YADKINVILLE, N.C. -- The Environmental Protection Agency will meet with some neighbors in Yadkinville next week after toxic chemicals were discovered on the site of the old Holcomb Creosote plant.
The plant off Highway 601 started preserving wood with creosote in the 1950s. It shut down in 2009.
EPA workers have been at the site for the last few months. EPA officials said they have already removed four pounds of mercury and 1,600 tons of contaminated soil, and there is more work still to do.
"Almost 60 years, it hadn't caused any problems. Nobody's got sick, hadn't killed any fish. It's something hanging over us stockholders," said Glyn Holcomb, 85, one of four family owners of the business.
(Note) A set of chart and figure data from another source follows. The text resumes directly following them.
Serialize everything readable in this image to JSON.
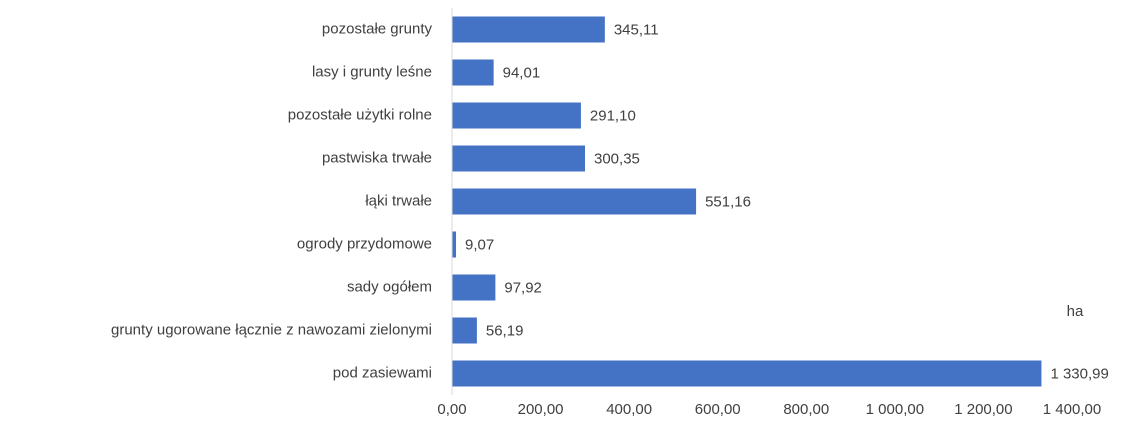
{
  "chart_data": {
    "type": "barh",
    "categories": [
      "pozostałe grunty",
      "lasy i grunty leśne",
      "pozostałe użytki rolne",
      "pastwiska trwałe",
      "łąki trwałe",
      "ogrody przydomowe",
      "sady ogółem",
      "grunty ugorowane łącznie z nawozami zielonymi",
      "pod zasiewami"
    ],
    "values": [
      345.11,
      94.01,
      291.1,
      300.35,
      551.16,
      9.07,
      97.92,
      56.19,
      1330.99
    ],
    "value_labels": [
      "345,11",
      "94,01",
      "291,10",
      "300,35",
      "551,16",
      "9,07",
      "97,92",
      "56,19",
      "1 330,99"
    ],
    "color": "#4472c4",
    "xlim": [
      0,
      1400
    ],
    "xticks": [
      {
        "value": 0,
        "label": "0,00"
      },
      {
        "value": 200,
        "label": "200,00"
      },
      {
        "value": 400,
        "label": "400,00"
      },
      {
        "value": 600,
        "label": "600,00"
      },
      {
        "value": 800,
        "label": "800,00"
      },
      {
        "value": 1000,
        "label": "1 000,00"
      },
      {
        "value": 1200,
        "label": "1 200,00"
      },
      {
        "value": 1400,
        "label": "1 400,00"
      }
    ],
    "x_label": "ha",
    "grid": false
  }
}
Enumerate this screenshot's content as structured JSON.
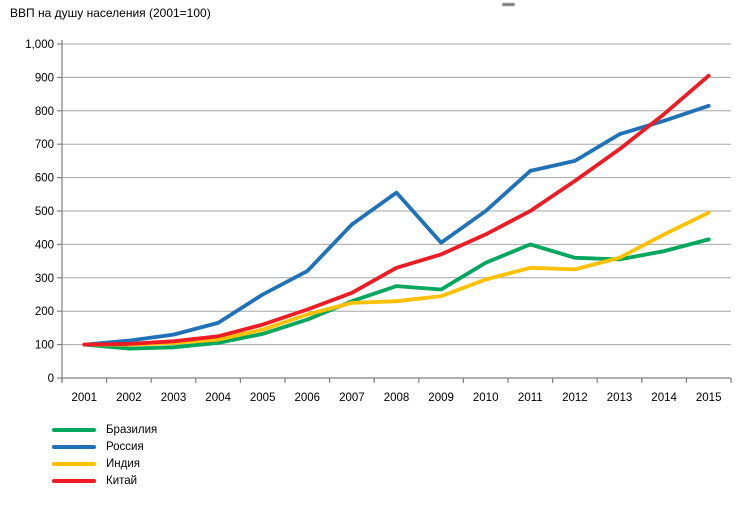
{
  "title": "ВВП на душу населения (2001=100)",
  "colors": {
    "gridline": "#a6a6a6",
    "axis": "#808080",
    "text": "#000000",
    "background": "#ffffff"
  },
  "chart_data": {
    "type": "line",
    "title": "ВВП на душу населения (2001=100)",
    "x": [
      2001,
      2002,
      2003,
      2004,
      2005,
      2006,
      2007,
      2008,
      2009,
      2010,
      2011,
      2012,
      2013,
      2014,
      2015
    ],
    "series": [
      {
        "name": "Бразилия",
        "color": "#00a75c",
        "values": [
          100,
          88,
          92,
          105,
          132,
          175,
          230,
          275,
          265,
          345,
          400,
          360,
          355,
          380,
          415
        ]
      },
      {
        "name": "Россия",
        "color": "#1f72b8",
        "values": [
          100,
          112,
          130,
          165,
          250,
          320,
          460,
          555,
          405,
          500,
          620,
          650,
          730,
          770,
          815
        ]
      },
      {
        "name": "Индия",
        "color": "#ffc000",
        "values": [
          100,
          100,
          105,
          115,
          145,
          190,
          225,
          230,
          245,
          295,
          330,
          325,
          360,
          430,
          495
        ]
      },
      {
        "name": "Китай",
        "color": "#ed1c24",
        "values": [
          100,
          102,
          110,
          125,
          160,
          205,
          255,
          330,
          370,
          430,
          500,
          590,
          685,
          790,
          905
        ]
      }
    ],
    "ylim": [
      0,
      1000
    ],
    "ytick_step": 100,
    "ytick_labels": [
      "0",
      "100",
      "200",
      "300",
      "400",
      "500",
      "600",
      "700",
      "800",
      "900",
      "1,000"
    ],
    "xtick_labels": [
      "2001",
      "2002",
      "2003",
      "2004",
      "2005",
      "2006",
      "2007",
      "2008",
      "2009",
      "2010",
      "2011",
      "2012",
      "2013",
      "2014",
      "2015"
    ],
    "grid": true,
    "legend_position": "bottom-left",
    "line_width": 3.8
  }
}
"They stayed there so long clearing everything off and testing we knew it must be worse than what we thought, but we weren't really concerned, ever," said Janie Helton with Grace Bible Church, which is next door to the plant.
The EPA has found some high levels of metals and traces of creosote in nearby ponds, but they said they haven't heard anyone getting sick from them.
Helton said the EPA has tested the church's water, but they are in the clear so far.
"It's never been a problem for us. There's never been any terrible odor associated with it," Helton said.
The meeting takes place Tuesday at 6:30 p.m. at the Yadkinville Volunteer Fire Department.
The plant could be placed on the EPA's national priorities list in the next few months. Being placed on the list would allow the site to be cleaned up faster.